Rugby appears to be willing to play the long game in developing opportunities via Sky. For example, future broadcasting initiatives such as this Canon-inspired recreation of key World Cup tries, including the George Bridge strike against the Springboks, could become a coaching aid for NZ Rugby and an edge for the All Blacks, as well as a broadcasting innovation for viewers.
Impey has said that Spark’s World Cup streaming problems did not influence their decision but the outcry from rural New Zealand, a conveyor belt of future All Blacks, over the cricket announcement will surely have influenced it. Sky’s satellite delivery, moves into streaming and having a free-to-air channel in Prime was clearly more alluring than Spark’s singular streaming platform.
Spark or Sky: Who’s in front?
Sky at this stage. It has a superior long-term sporting menu now bolstered by the rugby deal, and after a sorry history, is improving its streaming offering (although not without hiccups, similar to Spark). It has the next two Olympic Games, netball, rugby sevens, Australian cricket (including when the Black Caps tour) and the next Cricket World Cup on its books.
Yet Spark’s huge chequebook remains poised. It will delve into local content production next year, and keep sniping away around whatever rights it believes can drive an audience.
What can we expect next?
The next race will be around innovation and partnership. Both companies know streaming is the sports future despite the current hiccups. That is because, as outlined here, streaming allows interactivity and engagement one-way delivery systems like cable and satellite can’t provide.
Spark needs content services to drive its coming 5G rollout. By providing new and cut-through coverage of domestic cricket, including potential second screen services via mobile devices, it can make a statement on the future of sports broadcasting in this country.
Sky will be thinking similarly. It will want to exploit its relationship with rugby, Olympians and other leading athletes in the technology space to show it is transitioning successfully into a digital multimedia platform.
Selecting strategic partners will be vital. Spark and TVNZ have sashayed alongside each other. But what of NZME, Stuff and MediaWorks? There are potential deals still to be done by both parties.
Where does this all leave viewers?
In limbo – although it’s not as bad as it seems. What used to cost $100 plus a month for Sky (if you were only interested in sport) now can cost as little as $50. Spark’s $20 a month for its subscription app is hardly a budget-buster either, although we don’t know their pricing for the cricket yet.

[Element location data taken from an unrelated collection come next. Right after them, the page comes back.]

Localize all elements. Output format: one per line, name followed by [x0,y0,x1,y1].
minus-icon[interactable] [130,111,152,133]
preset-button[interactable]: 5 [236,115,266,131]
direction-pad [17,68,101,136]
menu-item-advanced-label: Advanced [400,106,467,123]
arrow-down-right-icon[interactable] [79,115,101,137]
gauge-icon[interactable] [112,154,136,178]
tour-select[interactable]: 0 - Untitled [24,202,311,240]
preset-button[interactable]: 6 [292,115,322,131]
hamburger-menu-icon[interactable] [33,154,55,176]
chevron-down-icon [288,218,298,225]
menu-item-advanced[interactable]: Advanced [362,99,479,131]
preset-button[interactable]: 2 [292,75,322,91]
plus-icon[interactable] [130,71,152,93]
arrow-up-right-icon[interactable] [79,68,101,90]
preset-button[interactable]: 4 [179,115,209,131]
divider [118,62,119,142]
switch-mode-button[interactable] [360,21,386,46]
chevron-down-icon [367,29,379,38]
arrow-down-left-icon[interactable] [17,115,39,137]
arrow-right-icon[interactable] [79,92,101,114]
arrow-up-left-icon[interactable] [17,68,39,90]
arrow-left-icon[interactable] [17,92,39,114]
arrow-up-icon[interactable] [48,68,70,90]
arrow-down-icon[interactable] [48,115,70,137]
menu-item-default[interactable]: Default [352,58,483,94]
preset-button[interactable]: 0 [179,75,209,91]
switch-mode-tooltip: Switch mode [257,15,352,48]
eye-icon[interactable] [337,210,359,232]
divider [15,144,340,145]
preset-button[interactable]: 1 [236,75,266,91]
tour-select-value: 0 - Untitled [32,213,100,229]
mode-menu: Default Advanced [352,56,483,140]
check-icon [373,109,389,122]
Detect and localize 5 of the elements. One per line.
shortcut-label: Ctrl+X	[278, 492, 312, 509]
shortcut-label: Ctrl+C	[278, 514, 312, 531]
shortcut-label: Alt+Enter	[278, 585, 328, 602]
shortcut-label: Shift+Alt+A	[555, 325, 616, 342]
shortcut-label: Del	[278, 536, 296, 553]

If you’re a rabid Black Caps fan, you’re just going to have to live with having two subscriptions. However, you can limit that to our summer instead of all year. Spark’s challenge is finding content other than the English Premier League and Formula 1 to lure New Zealanders away from Sky, or to remain with them during a barren winter during which Sky has all the big prizes.
There may still be the chance of Sky and Spark Sport getting together in a similar fashion to the BSkyB and British Telecom alliance of this year, which ended six years of bruising rights battle over English and European football.
It remains a sensible outcome – because the only real winners at the moment seem to be the sports bodies.